Tak terima atas Putusan PHI Bandung, perusahaan yang berlokasi di Jalan Sumbawa, Blok F1-2, Kawasan MM 2100, Cikarang Barat, Bekasi itu, mengajukan permohonan kasasi ke Mahkamah Agung (MA) pada tanggal 12 Juni 2014, sebagaimana ternyata dari Akta Permohonan Kasasi Nomor 42/Kas/G/2014/ PHI/PN.Bdg., yang disertai dengan memori kasasi tanggal 30 Juni 2014. 

Terhadap memori kasasi perusahaan, MA menganggap alasan pemutusan hubungan kerja yang dilakukan perusahaan, bukanlah alasan yang dimaksud ketentuan Pasal 153 Undang-Undang Ketenagakerjaan Nomor 13 Tahun 2003, yang mengharuskan dipekerjakan kembali, melainkan karena peralihan status hubungan kerja dari perjanjian kerja waktu tertentu menjadi perjanjian kerja waktu tidak tertentu. 
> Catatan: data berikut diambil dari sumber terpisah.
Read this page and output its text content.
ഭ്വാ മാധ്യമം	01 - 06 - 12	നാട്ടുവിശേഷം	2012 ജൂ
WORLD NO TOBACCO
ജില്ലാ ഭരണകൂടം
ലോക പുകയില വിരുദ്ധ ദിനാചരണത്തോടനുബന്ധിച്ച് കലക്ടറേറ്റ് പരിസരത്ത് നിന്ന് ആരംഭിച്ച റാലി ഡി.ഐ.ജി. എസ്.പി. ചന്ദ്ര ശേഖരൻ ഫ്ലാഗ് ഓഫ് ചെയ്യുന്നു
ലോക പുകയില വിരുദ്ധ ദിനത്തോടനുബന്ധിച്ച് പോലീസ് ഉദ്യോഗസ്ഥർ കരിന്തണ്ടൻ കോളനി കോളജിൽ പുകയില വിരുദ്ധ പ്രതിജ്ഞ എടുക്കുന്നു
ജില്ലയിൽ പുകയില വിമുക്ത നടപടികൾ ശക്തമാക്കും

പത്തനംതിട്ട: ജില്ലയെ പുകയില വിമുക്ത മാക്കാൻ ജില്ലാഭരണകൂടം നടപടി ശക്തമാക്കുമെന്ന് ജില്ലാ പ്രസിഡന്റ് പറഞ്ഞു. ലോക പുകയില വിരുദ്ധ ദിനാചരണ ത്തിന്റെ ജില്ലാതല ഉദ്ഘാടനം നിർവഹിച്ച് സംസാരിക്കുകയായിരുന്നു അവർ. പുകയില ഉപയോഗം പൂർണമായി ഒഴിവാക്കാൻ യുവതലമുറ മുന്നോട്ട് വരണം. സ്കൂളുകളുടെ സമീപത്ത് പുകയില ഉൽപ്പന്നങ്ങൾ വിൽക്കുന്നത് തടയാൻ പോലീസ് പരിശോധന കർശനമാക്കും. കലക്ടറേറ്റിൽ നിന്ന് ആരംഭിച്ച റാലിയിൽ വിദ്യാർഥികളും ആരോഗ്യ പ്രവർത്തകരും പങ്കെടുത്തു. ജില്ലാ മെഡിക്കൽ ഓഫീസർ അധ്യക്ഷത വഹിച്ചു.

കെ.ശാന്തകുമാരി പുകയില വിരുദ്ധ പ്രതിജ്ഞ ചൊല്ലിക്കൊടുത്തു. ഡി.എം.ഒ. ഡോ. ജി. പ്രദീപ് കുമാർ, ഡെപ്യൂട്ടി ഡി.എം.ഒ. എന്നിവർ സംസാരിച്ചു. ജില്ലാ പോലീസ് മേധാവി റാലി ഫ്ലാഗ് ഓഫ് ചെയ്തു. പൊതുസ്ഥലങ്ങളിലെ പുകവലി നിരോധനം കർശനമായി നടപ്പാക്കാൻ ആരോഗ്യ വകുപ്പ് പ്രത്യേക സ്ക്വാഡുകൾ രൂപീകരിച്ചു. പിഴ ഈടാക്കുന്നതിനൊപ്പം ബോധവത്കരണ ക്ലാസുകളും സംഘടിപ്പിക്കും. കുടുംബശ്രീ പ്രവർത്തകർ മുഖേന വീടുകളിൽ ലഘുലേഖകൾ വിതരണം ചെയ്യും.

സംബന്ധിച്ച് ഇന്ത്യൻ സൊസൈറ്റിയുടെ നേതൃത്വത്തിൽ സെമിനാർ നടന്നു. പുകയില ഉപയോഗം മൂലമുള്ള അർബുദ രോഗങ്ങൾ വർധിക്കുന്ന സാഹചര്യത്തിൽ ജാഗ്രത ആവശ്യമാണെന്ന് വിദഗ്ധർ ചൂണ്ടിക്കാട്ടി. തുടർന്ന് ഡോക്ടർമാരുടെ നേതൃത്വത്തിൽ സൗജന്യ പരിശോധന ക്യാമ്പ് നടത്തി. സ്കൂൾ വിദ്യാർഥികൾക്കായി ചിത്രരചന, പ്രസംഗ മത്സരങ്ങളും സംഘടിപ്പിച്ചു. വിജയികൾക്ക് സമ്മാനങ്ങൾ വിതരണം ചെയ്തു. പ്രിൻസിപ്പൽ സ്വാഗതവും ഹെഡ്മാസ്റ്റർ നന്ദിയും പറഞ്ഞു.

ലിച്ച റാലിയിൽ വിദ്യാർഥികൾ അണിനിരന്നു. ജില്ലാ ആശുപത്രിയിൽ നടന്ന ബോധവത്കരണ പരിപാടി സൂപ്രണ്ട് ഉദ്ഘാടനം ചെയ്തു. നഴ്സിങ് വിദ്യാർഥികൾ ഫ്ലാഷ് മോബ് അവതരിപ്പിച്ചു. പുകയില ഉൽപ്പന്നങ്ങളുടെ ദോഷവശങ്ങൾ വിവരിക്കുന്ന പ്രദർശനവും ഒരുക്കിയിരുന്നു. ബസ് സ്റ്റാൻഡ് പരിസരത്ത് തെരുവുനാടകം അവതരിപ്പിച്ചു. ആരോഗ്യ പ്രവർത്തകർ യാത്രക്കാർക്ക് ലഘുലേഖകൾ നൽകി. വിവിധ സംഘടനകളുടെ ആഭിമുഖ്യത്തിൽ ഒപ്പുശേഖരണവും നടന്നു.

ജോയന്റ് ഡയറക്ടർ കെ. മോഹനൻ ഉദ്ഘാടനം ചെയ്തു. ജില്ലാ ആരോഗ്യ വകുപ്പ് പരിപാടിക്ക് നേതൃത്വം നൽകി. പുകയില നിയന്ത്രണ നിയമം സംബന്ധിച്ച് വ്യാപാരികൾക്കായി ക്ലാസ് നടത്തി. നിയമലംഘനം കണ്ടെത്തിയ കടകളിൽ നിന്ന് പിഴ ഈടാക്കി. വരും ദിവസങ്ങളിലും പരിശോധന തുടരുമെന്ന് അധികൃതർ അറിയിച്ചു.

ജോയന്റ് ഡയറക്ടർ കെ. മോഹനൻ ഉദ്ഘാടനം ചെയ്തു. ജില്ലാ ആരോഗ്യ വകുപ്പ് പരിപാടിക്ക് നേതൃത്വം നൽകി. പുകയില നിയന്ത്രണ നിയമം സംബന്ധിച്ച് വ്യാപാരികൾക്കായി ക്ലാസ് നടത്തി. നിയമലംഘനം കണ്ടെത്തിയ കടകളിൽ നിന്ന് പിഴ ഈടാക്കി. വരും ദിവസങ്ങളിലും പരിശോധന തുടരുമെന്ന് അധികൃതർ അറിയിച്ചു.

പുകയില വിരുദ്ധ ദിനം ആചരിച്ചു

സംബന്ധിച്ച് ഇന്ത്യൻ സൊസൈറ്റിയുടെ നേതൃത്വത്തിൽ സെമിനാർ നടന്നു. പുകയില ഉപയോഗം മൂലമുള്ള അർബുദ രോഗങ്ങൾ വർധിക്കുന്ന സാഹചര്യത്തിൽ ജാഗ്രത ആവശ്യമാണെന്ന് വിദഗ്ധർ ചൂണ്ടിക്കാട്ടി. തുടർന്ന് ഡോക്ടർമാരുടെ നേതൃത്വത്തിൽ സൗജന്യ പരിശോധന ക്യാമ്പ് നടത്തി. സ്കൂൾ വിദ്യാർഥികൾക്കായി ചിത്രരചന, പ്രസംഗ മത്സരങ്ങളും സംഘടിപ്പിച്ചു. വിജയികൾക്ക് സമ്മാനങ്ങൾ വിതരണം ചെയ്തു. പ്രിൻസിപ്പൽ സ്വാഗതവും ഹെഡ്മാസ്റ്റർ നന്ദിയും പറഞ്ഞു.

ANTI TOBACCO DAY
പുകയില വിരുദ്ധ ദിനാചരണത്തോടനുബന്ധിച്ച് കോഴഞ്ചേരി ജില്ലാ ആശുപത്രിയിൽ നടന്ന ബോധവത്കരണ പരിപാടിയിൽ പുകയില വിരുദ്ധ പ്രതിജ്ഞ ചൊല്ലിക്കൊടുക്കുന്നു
Selain itu, MA juga menganggap hubungan kerja keduanya sudah dapat dipastikan tidak lagi harmonis, sehingga berdasarkan Penjelasan Umum Undang-Undang Nomor 2 Tahun 2004 tentang Penyelesaian Perselisihan Hubungan Industrial, perusahaan dapat memutuskan hubungan kerja Sumiyati, dkk dengan kewajiban pembayaran uang pesangon sebesar 2 (dua) kali ketentuan Pasal 156 ayat (2), uang penghargaan masa kerja dan penggantian hak sesuai ketentuan Pasal 156 ayat (3) serta ayat (4) UU Ketenagakerjaan. 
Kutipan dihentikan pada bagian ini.